The truly innovative aspect of the project is its experiment in "distributed human computing," McConnell says. Just as the SETI@Home project taps the spare processing power of clients to support its search for extraterrestrial life, the WWL proposes to aggregate the spare language skills of people linked to the Internet. For example, someone proficient in English, Spanish, and Arabic would install a WWL client that senses when the person is available for a language query (based on criteria the volunteer sets). When a WWL server sends a translation request to an appropriate client, the human translator can choose to attempt a translation or to ignore the request.
The dictionary servers collect these translations, compare them with other responses, and determine whether to add the term to their databases. Over time, the translator volunteers would be assigned a kind of reliability rating that would give their responses more or less weight based on past accuracy.

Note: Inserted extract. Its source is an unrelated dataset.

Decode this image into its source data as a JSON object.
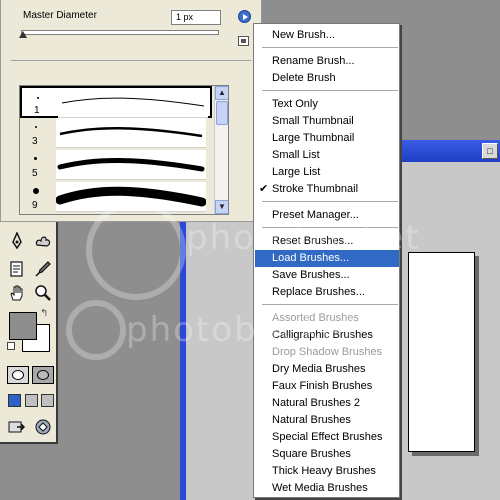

The last piece of the puzzle is development of applications that let people access WWL servers for language translation in near-real time, according to McConnell and others on the project. By embedding hooks to WWL in instant messaging clients, for example, people could request automatic machine translations of incoming and outgoing messages. They could also request a translation of slang, metaphors, or other words not in the dictionary, by one of the volunteer client translators.
Translation on Demand
McConnell foresees the WWL will eventually automatically translate news reports and other topical information. Client translators could volunteer to work on small parts of long documents in a translation process called "segmentation." The separate translations are recombined automatically and output in HTML.
As a distributed-computing initiative, the WWL uses a small number of Simple Object Access Protocol (SOAP) methods to provide an interface for creating the required client and server applications. Upgrading a dictionary or translation server to support WWL requires only two simple scripts that respond to SOAP messages rather than CGI: One links to the so-called supernodes that list all available servers and clients for specific languages; and another responds to client translation requests.
McConnell expects the first supernodes will be running by the end of June. Beta testing of the client components will begin soon after, and the WWL client is scheduled to be widely distributed in the second half of 2002. The first WWL applications will likely be direct links to online translation services such as Babelfish, but McConnell hopes to soon enhance these sites with word-by-word translation functions through links to dictionary servers and volunteer human translators.
While assembling all the WWL components and recruiting sufficient translator volunteers would appear to be a daunting task, McConnell says he expects the project to succeed because it's a distributed environment, so computing tasks are spread and shared among application developers and translation service providers. The components include the directory servers (supernodes), the dictionary servers, the gateway servers that translate incoming SOAP/WWL requests, the translator clients, and the clients using the translation services.
Because each component is individually useful, the project can grow gradually, McConnell says. But as is the case with most open-source and peer-to-peer projects, WWL's ultimate success depends on what McConnell calls "a community of users committed to the project."